By Dr David Whitehouse
Science Editor, BBC News website
The Cassini spacecraft has found a new moon of Saturn in a gap between the planet's rings, and scientists say it is making ripples in the ring system.
The new moon was found by the Cassini spacecraft (Image: Nasa/JPL/SSI)
It is only the second moon found inside Saturn's ring system and it has been provisionally named S/2005 S1.
Cassini reached Saturn in July 2004, and is now starting to concentrate on observing the planet's ring system.
The ripples in the rings are caused by the moon's gravity, something that can be used to calculate its mass.
It was first seen in a time-lapse sequence of images taken on 1 May as Cassini's path took it to higher inclinations in its orbit around Saturn.
A day later, an even closer view was obtained, which has allowed a measure of the moon's size and brightness.
The images show the tiny object in the centre of the so-called Keeler gap in Saturn's A ring. The wavy patterns of the gap edges are generated by the moon's gravitational influence.
The Keeler gap is located about 250km (155 miles) inside the outer edge of the A ring, which is also the outer edge of the bright main ring system.
The new object is about 7km (4 miles) across and reflects about half the light falling on it - a similar brightness to that found in particles of the nearby rings.
"It's too early to make out the shape of the orbit, but what we've seen so far of its motion suggests that it is very near the exact centre of the gap, just as we had surmised," said Dr Joseph Spitale, planetary scientist at the US Space Science Institute in Boulder, Colorado.
The new moonlet orbits approximately 136,505km (84,820 miles) from the centre of Saturn. More Cassini observations will be needed to determine whether the moon's orbit around the planet is circular or elliptical.

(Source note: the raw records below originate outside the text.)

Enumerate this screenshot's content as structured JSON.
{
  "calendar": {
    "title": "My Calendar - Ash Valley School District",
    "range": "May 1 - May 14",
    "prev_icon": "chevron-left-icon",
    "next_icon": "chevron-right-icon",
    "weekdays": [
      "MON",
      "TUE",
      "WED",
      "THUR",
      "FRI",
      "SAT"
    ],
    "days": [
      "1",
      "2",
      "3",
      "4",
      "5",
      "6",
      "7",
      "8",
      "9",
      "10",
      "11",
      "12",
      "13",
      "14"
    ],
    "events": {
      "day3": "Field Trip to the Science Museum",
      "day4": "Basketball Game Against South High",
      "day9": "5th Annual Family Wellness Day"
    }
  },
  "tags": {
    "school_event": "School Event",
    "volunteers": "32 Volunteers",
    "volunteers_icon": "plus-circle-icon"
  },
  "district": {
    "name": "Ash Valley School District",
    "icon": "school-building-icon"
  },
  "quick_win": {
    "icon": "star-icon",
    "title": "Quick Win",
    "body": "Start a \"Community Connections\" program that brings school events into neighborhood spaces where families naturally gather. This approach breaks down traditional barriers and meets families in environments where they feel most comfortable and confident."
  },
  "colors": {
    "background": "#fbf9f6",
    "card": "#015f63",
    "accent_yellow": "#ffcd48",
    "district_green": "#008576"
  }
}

The other moon that moves inside the ring system is Pan, 25km (16 miles) across, which orbits in the Encke gap. Atlas and other moons exist outside the main ring system, as do the two F ring shepherd moons, Prometheus and Pandora.
Scientists had predicted the new moon's presence after last July's sighting of a set of peculiar spiky and wispy features in the Keeler gap's outer edge.
The similarities of the Keeler gap features to those noted in Saturn's F ring and the Encke gap led imaging scientists to conclude that a small body, a few kilometres across, was awaiting discovery.
"The obvious effect of this moon on the surrounding ring material will allow us to determine its mass and test our understanding of how rings and moons affect one another," said Dr Carl Murray, an imaging team member from Queen Mary college, University of London, UK.
Dr Carolyn Porco, imaging team leader at the Space Science Institute, added: "Some of the most illuminating dynamical systems we might hope to study with Cassini are those involving moons embedded in gaps.
"By examining how such a body interacts with its companion ring material, we can learn something about how the planets in our Solar System might have formed out of the nebula of material that surrounded the Sun long ago.
"We anticipate that many of the gaps in Saturn's rings have embedded moons, and we'll be in search of them from here on."